Professor of business law

Alexander Johannes Wulf is a professor of business law at the SRH Hochschule Berlin, visiting researcher at the University of Kyōto, and lecturer at the Bucerius Law School.

==Academic development==
He was a visiting scholar at the University of California, Berkeley (2018), West Bengal National University of Juridical Sciences (2016) and the University of Oxford (2011). From 2003 to 2008, he studied research methods, business and law at various universities, including the London School of Economics, the WHU – Otto Beisheim School of Management, Bucerius Law School and the SRH Hochschule Berlin. In 2013, he obtained a doctorate in law at Bucerius Law School with a thesis on institutional competition in European contract law. In 2018, he obtained a second doctorate, in the field of economics, at the University of Siegen with a thesis on the role of business law for the development of the economy.

==Research activities==
He has received research grants from several organisations such as the German Research Foundation, the German Federal Environmental Foundation, the Indian Global Initiative of Academic Networks, the Nuffield Foundation, and others. Alexander J. Wulf conducts research in the fields of empirical legal studies and the economic analysis of law, focusing especially on issues in the fields of European law, business law and IT law. He has received several awards and prizes for his research and teaching work.

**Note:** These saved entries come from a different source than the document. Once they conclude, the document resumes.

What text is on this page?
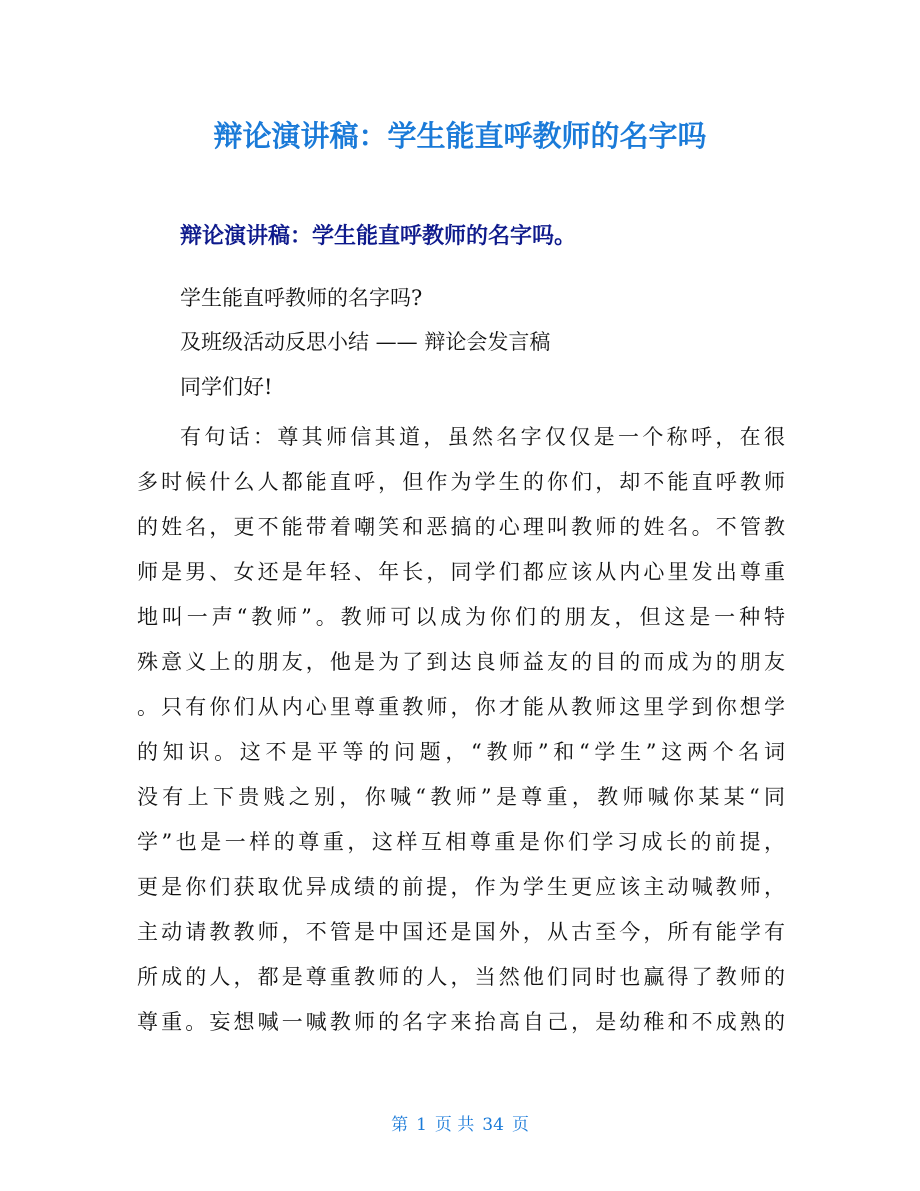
辩论演讲稿：学生能直呼教师的名字吗
辩论演讲稿：学生能直呼教师的名字吗。
学生能直呼教师的名字吗?
及班级活动反思小结 —— 辩论会发言稿
同学们好!
有句话：尊其师信其道，虽然名字仅仅是一个称呼，在很
多时候什么人都能直呼，但作为学生的你们，却不能直呼教师
的姓名，更不能带着嘲笑和恶搞的心理叫教师的姓名。不管教
师是男、女还是年轻、年长，同学们都应该从内心里发出尊重
地叫一声“教师”。教师可以成为你们的朋友，但这是一种特
殊意义上的朋友，他是为了到达良师益友的目的而成为的朋友
。只有你们从内心里尊重教师，你才能从教师这里学到你想学
的知识。这不是平等的问题，“教师”和“学生”这两个名词
没有上下贵贱之别，你喊“教师”是尊重，教师喊你某某“同
学”也是一样的尊重，这样互相尊重是你们学习成长的前提，
更是你们获取优异成绩的前提，作为学生更应该主动喊教师，
主动请教教师，不管是中国还是国外，从古至今，所有能学有
所成的人，都是尊重教师的人，当然他们同时也赢得了教师的
尊重。妄想喊一喊教师的名字来抬高自己，是幼稚和不成熟的
第 1 页 共 34 页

== Selected publications ==
- Wulf, A. J., Brauchen Innovationen Schutzrechte? Eine Untersuchung am Beispiel der Modeindustrie. Berlin 2006, ISBN 3-8325-1370-1.
- Wulf, A. J., Institutional competition between optional codes in European contract law. A theoretical and empirical analysis. Wiesbaden 2014, ISBN 3-658-05800-5.
- Wulf, A. J., Bedeutung des Wirtschaftsrechts für die volkswirtschaftliche Entwicklung. Perspektiven der ökonomischen Analyse. Wiesbaden 2018, ISBN 3-658-22033-3.
- Seizov, O., Wulf, A. J., & Luzak, J., The transparent trap: A multidisciplinary perspective on the design of transparent online disclosures in the EU. Journal of Consumer Policy, 42, 2019 (1), 149–173.
- Voigt, S. & Wulf, A. J., What Makes Prosecutors Independent? Analyzing the Determinants of the Independence of Prosecutors, Journal of Institutional Economics, forthcoming.
- Babaoglu, B. & Wulf, A. J., Decriminalizing the Issuance of Bad Checks in Turkey. An Analysis of the Effects of Changes in Penalties, European Journal of Law and Economics, 42, 2016 (1), 5-23.
- Wulf, A. J., Rechtskompetenz als Teil unternehmerischer Führungsqualität. Reformvorschläge für ein Studium des Rechts in den Wirtschaftswissenschaften, Zeitschrift für Didaktik der Rechtswissenschaft, 2, 2015 (1), 20–40.
- Schäfer, H.-B. & Wulf, A. J., Jurists, Clerics and Merchants. The Rise of Learned Law in Medieval Europe and its Impact on Economic Growth, Journal of Empirical Legal Studies, 11, 2014 (2), 266–300.
- Wulf, A. J., Institutional Competition of Optional Codes in European Contract Law, European Journal of Law and Economics, 38, 2014 (1), 139–162.